Nava Ltd
Investment Thesis
Over a 3-5 year horizon, Nava Ltd will deliver sustainable growth and value creation driven by its diversified business model, vertical integration, and strategic expansion in energy and agribusiness.
Assumptions
Energy and Agribusiness segments revenue will grow at a CAGR of 15% over the next 3-5 years, driven by ongoing capacity expansions in Zambia and new project developments.
Consolidated EBITDA margins will be maintained above 30% through FY28, aided by vertical integration in coal mining that mitigates volatility in input costs for ferro-alloys and power.

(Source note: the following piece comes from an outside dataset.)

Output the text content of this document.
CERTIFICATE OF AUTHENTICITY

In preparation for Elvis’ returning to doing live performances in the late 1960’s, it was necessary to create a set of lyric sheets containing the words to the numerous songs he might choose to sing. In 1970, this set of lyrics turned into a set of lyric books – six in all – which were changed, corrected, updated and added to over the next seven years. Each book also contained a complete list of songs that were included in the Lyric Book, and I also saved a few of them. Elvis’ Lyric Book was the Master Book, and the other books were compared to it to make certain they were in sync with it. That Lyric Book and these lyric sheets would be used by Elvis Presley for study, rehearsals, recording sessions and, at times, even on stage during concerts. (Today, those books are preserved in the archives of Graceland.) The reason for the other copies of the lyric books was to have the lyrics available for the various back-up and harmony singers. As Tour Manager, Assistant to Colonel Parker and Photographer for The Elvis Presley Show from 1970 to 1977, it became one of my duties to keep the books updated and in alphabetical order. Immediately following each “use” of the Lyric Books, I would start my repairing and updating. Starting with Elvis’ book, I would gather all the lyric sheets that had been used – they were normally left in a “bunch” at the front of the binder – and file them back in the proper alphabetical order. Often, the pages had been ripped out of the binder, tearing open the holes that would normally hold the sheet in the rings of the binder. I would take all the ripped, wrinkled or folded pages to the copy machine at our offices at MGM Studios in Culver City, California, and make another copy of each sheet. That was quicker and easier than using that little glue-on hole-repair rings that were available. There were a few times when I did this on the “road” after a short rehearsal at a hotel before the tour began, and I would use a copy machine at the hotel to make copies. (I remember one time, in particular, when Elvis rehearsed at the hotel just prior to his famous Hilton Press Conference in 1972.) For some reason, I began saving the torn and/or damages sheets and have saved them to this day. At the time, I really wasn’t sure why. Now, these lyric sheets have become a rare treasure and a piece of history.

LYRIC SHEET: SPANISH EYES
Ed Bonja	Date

Debt/EBITDA ratio will be maintained below 1.5x over the next 3-5 years, supported by strong operating cash flow generation and disciplined debt repayment.
Stable revenue from long-term PPAs (>70% of Indian power output) will secure at least 60% of consolidated revenue, providing baseline volume realization and predictability.

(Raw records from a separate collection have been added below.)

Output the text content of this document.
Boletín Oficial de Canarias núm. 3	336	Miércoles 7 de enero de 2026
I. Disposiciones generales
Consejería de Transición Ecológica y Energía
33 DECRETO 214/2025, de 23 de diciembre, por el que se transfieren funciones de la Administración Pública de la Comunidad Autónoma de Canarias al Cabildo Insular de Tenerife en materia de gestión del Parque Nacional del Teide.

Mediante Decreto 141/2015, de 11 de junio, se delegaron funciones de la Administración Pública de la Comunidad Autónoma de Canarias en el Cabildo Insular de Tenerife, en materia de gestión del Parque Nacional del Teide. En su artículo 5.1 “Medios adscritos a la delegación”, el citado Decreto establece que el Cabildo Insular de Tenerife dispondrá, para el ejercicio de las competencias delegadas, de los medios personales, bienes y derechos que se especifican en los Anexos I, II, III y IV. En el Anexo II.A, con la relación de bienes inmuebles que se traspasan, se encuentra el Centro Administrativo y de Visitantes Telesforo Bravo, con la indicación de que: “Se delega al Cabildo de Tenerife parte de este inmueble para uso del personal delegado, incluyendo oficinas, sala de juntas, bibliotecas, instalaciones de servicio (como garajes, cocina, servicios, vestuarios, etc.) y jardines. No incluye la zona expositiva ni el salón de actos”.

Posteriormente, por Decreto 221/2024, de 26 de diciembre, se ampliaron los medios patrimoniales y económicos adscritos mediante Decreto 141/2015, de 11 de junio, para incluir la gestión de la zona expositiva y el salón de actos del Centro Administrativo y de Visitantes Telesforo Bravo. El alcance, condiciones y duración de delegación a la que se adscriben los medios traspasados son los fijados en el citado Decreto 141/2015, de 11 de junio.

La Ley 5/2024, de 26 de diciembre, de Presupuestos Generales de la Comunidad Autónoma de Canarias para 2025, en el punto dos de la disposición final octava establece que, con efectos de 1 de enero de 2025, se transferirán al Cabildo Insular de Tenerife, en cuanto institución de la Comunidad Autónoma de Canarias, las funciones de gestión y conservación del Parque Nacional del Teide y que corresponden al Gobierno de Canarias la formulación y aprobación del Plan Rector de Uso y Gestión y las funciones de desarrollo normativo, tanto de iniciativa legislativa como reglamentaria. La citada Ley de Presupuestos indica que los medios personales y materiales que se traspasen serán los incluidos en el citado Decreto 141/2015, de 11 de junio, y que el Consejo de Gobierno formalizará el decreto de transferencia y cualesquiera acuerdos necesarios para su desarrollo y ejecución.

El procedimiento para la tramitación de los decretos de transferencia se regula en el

Successful execution of significant CAPEX for the 300 MW thermal and 100 MW solar projects in Zambia and agribusiness ventures will be completed within projected timelines and budgets over the next 2-3 years.
No material adverse regulatory changes or significant counterparty defaults (e.g., from Zesco) will occur in Zambia, and contingent liabilities will not exceed Rs. 750 Cr.